Death in the airBeing able to breathe clean air should be made a front-line political issue.
Air pollution, with each passing day, is becoming an environmental scourge. According to a recent study published by the Nepal Health Research Council, about 12 percent of the country’s population—aged 20 years and above—have been found to be suffering from chronic obstructive pulmonary disease. With a study conducted by the World Health Organisation revealing how air pollution causes around 10,000 deaths annually, Nepal can no longer afford to lose time in tackling its foul atmosphere.
Statistics from the Ministry of Health and Population show that in the 1990s, air pollution was the 10th leading cause of disability. By 2019, it was the second leading cause of disability. As of now, 5.11 percent of the people suffer from disability which is caused by air pollution—a 33 percent increase from the 1990s. According to a report published by the US-based Health Effects Institute and the University of British Columbia last week, Nepal has the highest levels of air pollution—100 μg/m3. So toxic is the air we breathe that it will shorten children’s lives by almost two years and will have the greatest impact in South Asia, according to a special report on global exposure to air pollution and its disease burden, published by the US-based Health Effects Institute.
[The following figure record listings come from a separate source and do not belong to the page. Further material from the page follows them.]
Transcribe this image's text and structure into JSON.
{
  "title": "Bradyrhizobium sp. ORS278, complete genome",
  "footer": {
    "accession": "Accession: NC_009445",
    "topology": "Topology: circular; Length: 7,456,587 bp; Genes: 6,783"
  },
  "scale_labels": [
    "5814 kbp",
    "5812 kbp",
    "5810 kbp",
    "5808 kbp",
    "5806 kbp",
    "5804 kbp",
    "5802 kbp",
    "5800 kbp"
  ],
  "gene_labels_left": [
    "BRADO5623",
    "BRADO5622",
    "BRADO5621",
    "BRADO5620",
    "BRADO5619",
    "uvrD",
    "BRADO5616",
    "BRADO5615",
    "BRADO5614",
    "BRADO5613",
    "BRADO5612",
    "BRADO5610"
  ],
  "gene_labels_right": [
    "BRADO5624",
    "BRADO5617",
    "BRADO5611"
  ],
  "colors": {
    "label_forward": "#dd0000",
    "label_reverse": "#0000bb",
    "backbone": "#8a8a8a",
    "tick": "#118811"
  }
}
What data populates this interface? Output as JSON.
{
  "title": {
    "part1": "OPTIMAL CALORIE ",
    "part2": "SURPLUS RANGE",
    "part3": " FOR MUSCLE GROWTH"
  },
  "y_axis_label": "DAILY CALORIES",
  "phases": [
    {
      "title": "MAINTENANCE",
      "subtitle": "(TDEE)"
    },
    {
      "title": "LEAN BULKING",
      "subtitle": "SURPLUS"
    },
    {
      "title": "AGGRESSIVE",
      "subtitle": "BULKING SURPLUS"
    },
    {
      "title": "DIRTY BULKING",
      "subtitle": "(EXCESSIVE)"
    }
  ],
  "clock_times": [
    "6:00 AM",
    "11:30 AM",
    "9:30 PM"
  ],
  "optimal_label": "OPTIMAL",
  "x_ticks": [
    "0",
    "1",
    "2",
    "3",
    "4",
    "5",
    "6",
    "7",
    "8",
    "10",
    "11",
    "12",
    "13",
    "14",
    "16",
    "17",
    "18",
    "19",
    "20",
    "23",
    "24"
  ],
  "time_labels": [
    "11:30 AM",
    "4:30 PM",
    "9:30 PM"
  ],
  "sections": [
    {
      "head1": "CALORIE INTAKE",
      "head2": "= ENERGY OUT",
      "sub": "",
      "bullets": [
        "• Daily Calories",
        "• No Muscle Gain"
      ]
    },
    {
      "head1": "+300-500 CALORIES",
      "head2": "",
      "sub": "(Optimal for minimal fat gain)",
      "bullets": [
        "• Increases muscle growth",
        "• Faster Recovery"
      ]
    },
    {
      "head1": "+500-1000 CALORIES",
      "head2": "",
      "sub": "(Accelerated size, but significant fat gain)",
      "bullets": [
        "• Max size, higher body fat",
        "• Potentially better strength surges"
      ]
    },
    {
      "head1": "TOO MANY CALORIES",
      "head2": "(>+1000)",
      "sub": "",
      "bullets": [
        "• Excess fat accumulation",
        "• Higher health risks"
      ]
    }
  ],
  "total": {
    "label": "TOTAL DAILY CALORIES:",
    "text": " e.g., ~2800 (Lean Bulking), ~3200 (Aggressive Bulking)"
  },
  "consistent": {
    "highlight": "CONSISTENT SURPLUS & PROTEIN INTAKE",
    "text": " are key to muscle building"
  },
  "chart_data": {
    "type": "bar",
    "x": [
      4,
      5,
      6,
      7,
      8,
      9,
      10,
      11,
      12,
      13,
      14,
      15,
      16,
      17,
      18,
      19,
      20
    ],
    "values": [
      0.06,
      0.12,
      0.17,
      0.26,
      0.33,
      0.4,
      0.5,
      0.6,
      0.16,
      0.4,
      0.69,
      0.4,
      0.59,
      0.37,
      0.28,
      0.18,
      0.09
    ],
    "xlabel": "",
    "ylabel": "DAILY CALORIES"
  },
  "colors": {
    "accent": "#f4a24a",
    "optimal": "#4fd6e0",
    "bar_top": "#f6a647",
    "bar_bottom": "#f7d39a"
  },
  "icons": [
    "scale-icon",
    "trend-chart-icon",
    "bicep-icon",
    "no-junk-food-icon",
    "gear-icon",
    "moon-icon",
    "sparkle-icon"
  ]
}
Mainly, two types of pollution—one caused by vehicular emission and another caused by burning animal dung for cooking—has made us all yearn for fresh air. While emissions mainly affect urban areas, the people in rural areas are mainly affected by household air pollution. Meaning, the sources of air pollution are varied: industry and brick kilns, transport vehicles, diesel generators, domestic fuel and road dust, among others. Air pollution also varies from location to location. Therefore, our effort
to combat air pollution will require a multi-pronged approach.
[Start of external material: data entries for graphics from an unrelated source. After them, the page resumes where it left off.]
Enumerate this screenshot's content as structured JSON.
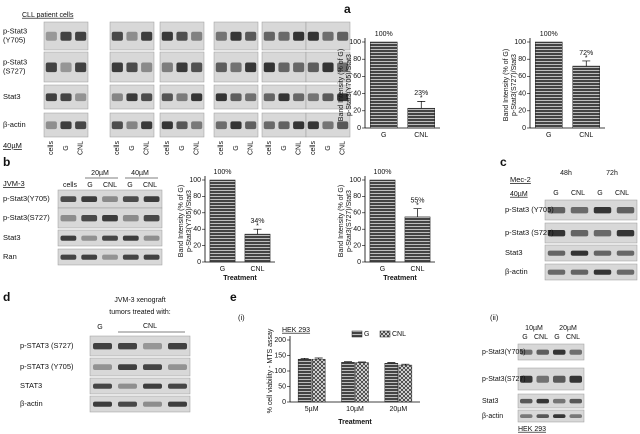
{
  "panel_a": {
    "label": "a",
    "subtitle": "CLL patient cells",
    "rows": [
      [
        "p-Stat3",
        "(Y705)"
      ],
      [
        "p-Stat3",
        "(S727)"
      ],
      [
        "Stat3"
      ],
      [
        "β-actin"
      ]
    ],
    "dose": "40µM",
    "lanes": [
      "cells",
      "G",
      "CNL"
    ]
  },
  "panel_b": {
    "label": "b",
    "cell_line": "JVM-3",
    "doses": [
      "20µM",
      "40µM"
    ],
    "lanes": [
      "cells",
      "G",
      "CNL",
      "G",
      "CNL"
    ],
    "rows": [
      "p-Stat3(Y705)",
      "p-Stat3(S727)",
      "Stat3",
      "Ran"
    ]
  },
  "panel_c": {
    "label": "c",
    "cell_line": "Mec-2",
    "times": [
      "48h",
      "72h"
    ],
    "dose": "40µM",
    "lanes": [
      "G",
      "CNL",
      "G",
      "CNL"
    ],
    "rows": [
      "p-Stat3 (Y705)",
      "p-Stat3 (S727)",
      "Stat3",
      "β-actin"
    ]
  },
  "panel_d": {
    "label": "d",
    "caption": [
      "JVM-3 xenograft",
      "tumors treated with:"
    ],
    "lanes": [
      "G",
      "CNL"
    ],
    "rows": [
      "p-STAT3 (S727)",
      "p-STAT3 (Y705)",
      "STAT3",
      "β-actin"
    ]
  },
  "panel_e": {
    "label": "e",
    "sub1": "(i)",
    "sub2": "(ii)",
    "doses": [
      "10µM",
      "20µM"
    ],
    "lanes": [
      "G",
      "CNL",
      "G",
      "CNL"
    ],
    "rows": [
      "p-Stat3(Y705)",
      "p-Stat3(S727)",
      "Stat3",
      "β-actin"
    ],
    "cell_line": "HEK 293"
  },
  "chart_data": [
    {
      "type": "bar",
      "ylabel": [
        "Band Intensity (% of G)",
        "p-Stat3(Y705)/Stat3"
      ],
      "categories": [
        "G",
        "CNL"
      ],
      "values": [
        100,
        23
      ],
      "errors": [
        0,
        8
      ],
      "value_labels": [
        "100%",
        "23%"
      ],
      "annotation": "*",
      "color": "#555555",
      "ylim": [
        0,
        100
      ],
      "yticks": [
        0,
        20,
        40,
        60,
        80,
        100
      ]
    },
    {
      "type": "bar",
      "ylabel": [
        "Band Intensity (% of G)",
        "p-Stat3(S727)/Stat3"
      ],
      "categories": [
        "G",
        "CNL"
      ],
      "values": [
        100,
        72
      ],
      "errors": [
        0,
        6
      ],
      "value_labels": [
        "100%",
        "72%"
      ],
      "annotation": "*",
      "color": "#555555",
      "ylim": [
        0,
        100
      ],
      "yticks": [
        0,
        20,
        40,
        60,
        80,
        100
      ]
    },
    {
      "type": "bar",
      "ylabel": [
        "Band Intensity (% of G)",
        "p-Stat3(Y705)/Stat3"
      ],
      "categories": [
        "G",
        "CNL"
      ],
      "values": [
        100,
        34
      ],
      "errors": [
        0,
        6
      ],
      "value_labels": [
        "100%",
        "34%"
      ],
      "annotation": "*",
      "xlabel": "Treatment",
      "color": "#555555",
      "ylim": [
        0,
        100
      ],
      "yticks": [
        0,
        20,
        40,
        60,
        80,
        100
      ]
    },
    {
      "type": "bar",
      "ylabel": [
        "Band Intensity (% of G)",
        "p-Stat3(S727)/Stat3"
      ],
      "categories": [
        "G",
        "CNL"
      ],
      "values": [
        100,
        55
      ],
      "errors": [
        0,
        10
      ],
      "value_labels": [
        "100%",
        "55%"
      ],
      "annotation": "*",
      "xlabel": "Treatment",
      "color": "#555555",
      "ylim": [
        0,
        100
      ],
      "yticks": [
        0,
        20,
        40,
        60,
        80,
        100
      ]
    },
    {
      "type": "grouped_bar",
      "title": "HEK 293",
      "ylabel": [
        "% cell viability - MTS assay"
      ],
      "xlabel": "Treatment",
      "categories": [
        "5µM",
        "10µM",
        "20µM"
      ],
      "series": [
        {
          "name": "G",
          "color": "#555555",
          "values": [
            138,
            128,
            125
          ],
          "errors": [
            3,
            2,
            2
          ]
        },
        {
          "name": "CNL",
          "color": "#777777",
          "values": [
            138,
            127,
            119
          ],
          "errors": [
            4,
            2,
            3
          ]
        }
      ],
      "ylim": [
        0,
        200
      ],
      "yticks": [
        0,
        50,
        100,
        150,
        200
      ]
    }
  ]
}
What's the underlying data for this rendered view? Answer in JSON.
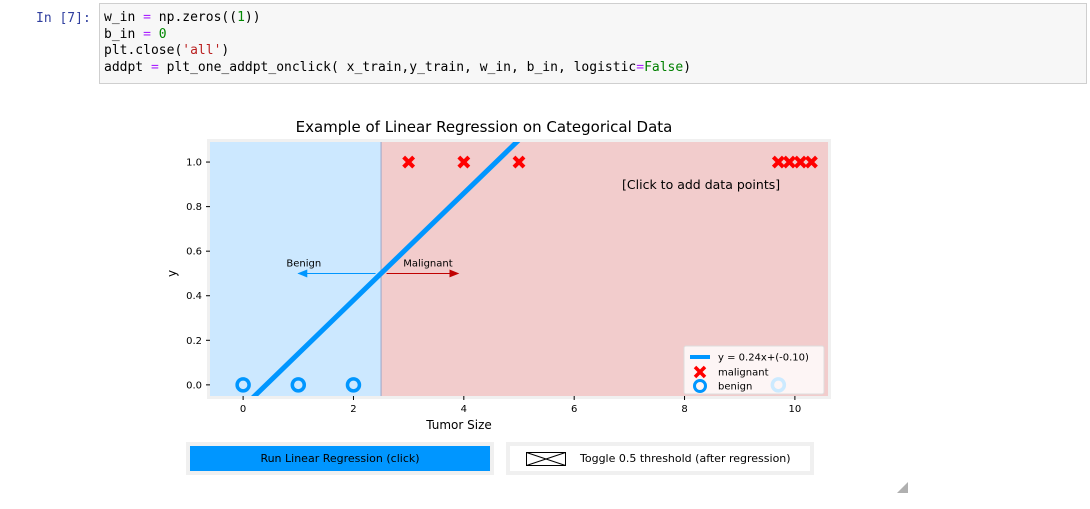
{
  "cell": {
    "prompt": "In [7]:",
    "code_lines": [
      "w_in = np.zeros((1))",
      "b_in = 0",
      "plt.close('all')",
      "addpt = plt_one_addpt_onclick( x_train,y_train, w_in, b_in, logistic=False)"
    ]
  },
  "chart_data": {
    "type": "scatter",
    "title": "Example of Linear Regression on Categorical Data",
    "xlabel": "Tumor Size",
    "ylabel": "y",
    "xlim": [
      -0.6,
      10.6
    ],
    "ylim": [
      -0.05,
      1.09
    ],
    "xticks": [
      0,
      2,
      4,
      6,
      8,
      10
    ],
    "yticks": [
      0.0,
      0.2,
      0.4,
      0.6,
      0.8,
      1.0
    ],
    "ytick_labels": [
      "0.0",
      "0.2",
      "0.4",
      "0.6",
      "0.8",
      "1.0"
    ],
    "grid": false,
    "legend_position": "lower-right",
    "threshold_x": 2.5,
    "regions": [
      {
        "name": "benign-region",
        "x_from": -0.6,
        "x_to": 2.5,
        "color": "#cce8ff"
      },
      {
        "name": "malignant-region",
        "x_from": 2.5,
        "x_to": 10.6,
        "color": "#f2cccc"
      }
    ],
    "annotations": {
      "click_hint": "[Click to add data points]",
      "benign_label": "Benign",
      "malignant_label": "Malignant",
      "arrow_y": 0.5,
      "benign_arrow": {
        "from": 2.4,
        "to": 1.0
      },
      "malignant_arrow": {
        "from": 2.6,
        "to": 3.9
      }
    },
    "line": {
      "name": "y = 0.24x+(-0.10)",
      "slope": 0.24,
      "intercept": -0.1,
      "color": "#0096ff"
    },
    "series": [
      {
        "name": "malignant",
        "marker": "x",
        "color": "#ff0000",
        "points": [
          [
            3,
            1
          ],
          [
            4,
            1
          ],
          [
            5,
            1
          ],
          [
            9.7,
            1
          ],
          [
            9.9,
            1
          ],
          [
            10.1,
            1
          ],
          [
            10.3,
            1
          ]
        ]
      },
      {
        "name": "benign",
        "marker": "o",
        "color": "#0096ff",
        "points": [
          [
            0,
            0
          ],
          [
            1,
            0
          ],
          [
            2,
            0
          ],
          [
            9.7,
            0
          ]
        ]
      }
    ]
  },
  "controls": {
    "run_button_label": "Run Linear Regression (click)",
    "toggle_label": "Toggle 0.5 threshold (after regression)"
  },
  "colors": {
    "accent": "#0096ff",
    "malignant": "#ff0000",
    "button_frame": "#f0f0f0"
  }
}
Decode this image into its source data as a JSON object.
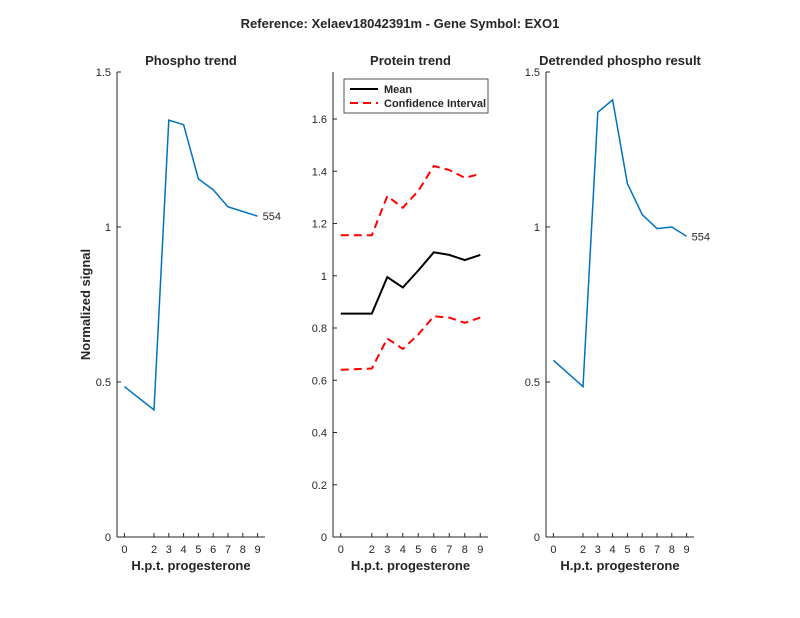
{
  "suptitle": "Reference:  Xelaev18042391m - Gene Symbol:  EXO1",
  "colors": {
    "phospho": "#0072BD",
    "mean": "#000000",
    "ci": "#FF0000",
    "axis": "#262626"
  },
  "chart_data": [
    {
      "type": "line",
      "title": "Phospho trend",
      "xlabel": "H.p.t. progesterone",
      "ylabel": "Normalized signal",
      "xlim": [
        -0.5,
        9.5
      ],
      "ylim": [
        0,
        1.5
      ],
      "xticks": [
        0,
        2,
        3,
        4,
        5,
        6,
        7,
        8,
        9
      ],
      "yticks": [
        0,
        0.5,
        1,
        1.5
      ],
      "ytick_labels": [
        "0",
        "0.5",
        "1",
        "1.5"
      ],
      "series": [
        {
          "color": "#0072BD",
          "style": "solid",
          "x": [
            0,
            2,
            3,
            4,
            5,
            6,
            7,
            8,
            9
          ],
          "y": [
            0.485,
            0.41,
            1.345,
            1.33,
            1.155,
            1.12,
            1.065,
            1.05,
            1.035
          ]
        }
      ],
      "annotations": [
        {
          "text": "554",
          "x": 9,
          "y": 1.035
        }
      ]
    },
    {
      "type": "line",
      "title": "Protein trend",
      "xlabel": "H.p.t. progesterone",
      "ylabel": "",
      "xlim": [
        -0.5,
        9.5
      ],
      "ylim": [
        0,
        1.78
      ],
      "xticks": [
        0,
        2,
        3,
        4,
        5,
        6,
        7,
        8,
        9
      ],
      "yticks": [
        0,
        0.2,
        0.4,
        0.6,
        0.8,
        1,
        1.2,
        1.4,
        1.6
      ],
      "ytick_labels": [
        "0",
        "0.2",
        "0.4",
        "0.6",
        "0.8",
        "1",
        "1.2",
        "1.4",
        "1.6"
      ],
      "legend": {
        "position": "top-left",
        "entries": [
          {
            "name": "Mean",
            "color": "#000000",
            "style": "solid"
          },
          {
            "name": "Confidence Interval",
            "color": "#FF0000",
            "style": "dashed"
          }
        ]
      },
      "series": [
        {
          "name": "Mean",
          "color": "#000000",
          "style": "solid",
          "x": [
            0,
            2,
            3,
            4,
            5,
            6,
            7,
            8,
            9
          ],
          "y": [
            0.855,
            0.855,
            0.995,
            0.955,
            1.02,
            1.09,
            1.08,
            1.06,
            1.08
          ]
        },
        {
          "name": "Confidence Interval",
          "color": "#FF0000",
          "style": "dashed",
          "x": [
            0,
            2,
            3,
            4,
            5,
            6,
            7,
            8,
            9
          ],
          "y": [
            1.155,
            1.155,
            1.305,
            1.26,
            1.325,
            1.42,
            1.405,
            1.375,
            1.39
          ]
        },
        {
          "color": "#FF0000",
          "style": "dashed",
          "x": [
            0,
            2,
            3,
            4,
            5,
            6,
            7,
            8,
            9
          ],
          "y": [
            0.64,
            0.645,
            0.76,
            0.72,
            0.775,
            0.845,
            0.84,
            0.82,
            0.84
          ]
        }
      ],
      "annotations": []
    },
    {
      "type": "line",
      "title": "Detrended phospho result",
      "xlabel": "H.p.t. progesterone",
      "ylabel": "",
      "xlim": [
        -0.5,
        9.5
      ],
      "ylim": [
        0,
        1.5
      ],
      "xticks": [
        0,
        2,
        3,
        4,
        5,
        6,
        7,
        8,
        9
      ],
      "yticks": [
        0,
        0.5,
        1,
        1.5
      ],
      "ytick_labels": [
        "0",
        "0.5",
        "1",
        "1.5"
      ],
      "series": [
        {
          "color": "#0072BD",
          "style": "solid",
          "x": [
            0,
            2,
            3,
            4,
            5,
            6,
            7,
            8,
            9
          ],
          "y": [
            0.57,
            0.485,
            1.37,
            1.41,
            1.14,
            1.04,
            0.995,
            1.0,
            0.97
          ]
        }
      ],
      "annotations": [
        {
          "text": "554",
          "x": 9,
          "y": 0.97
        }
      ]
    }
  ]
}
In an effort to curb vehicular emission, the government last year imposed a ban on the operation of vehicles that are more than 20 years old in the Kathmandu Valley. What’s more, there have been attempts to switch to electric vehicles. Kathmandu Metropolitan City also bought five broomer machines to clean the city’s dusty roads, and brick kilns near human settlements have been removed too. While these are steps in the right direction, they need to be fine-tuned further. The mayor of Lalitpur wants to transform the city into a cycle city. Endeavours like these should be encouraged and sustained. Being able to breathe clean air should be made a front-line political issue. A long-term policy is needed, and different government agencies have to work in tandem to combat the alarming problem. Protecting public health should be put above everything else.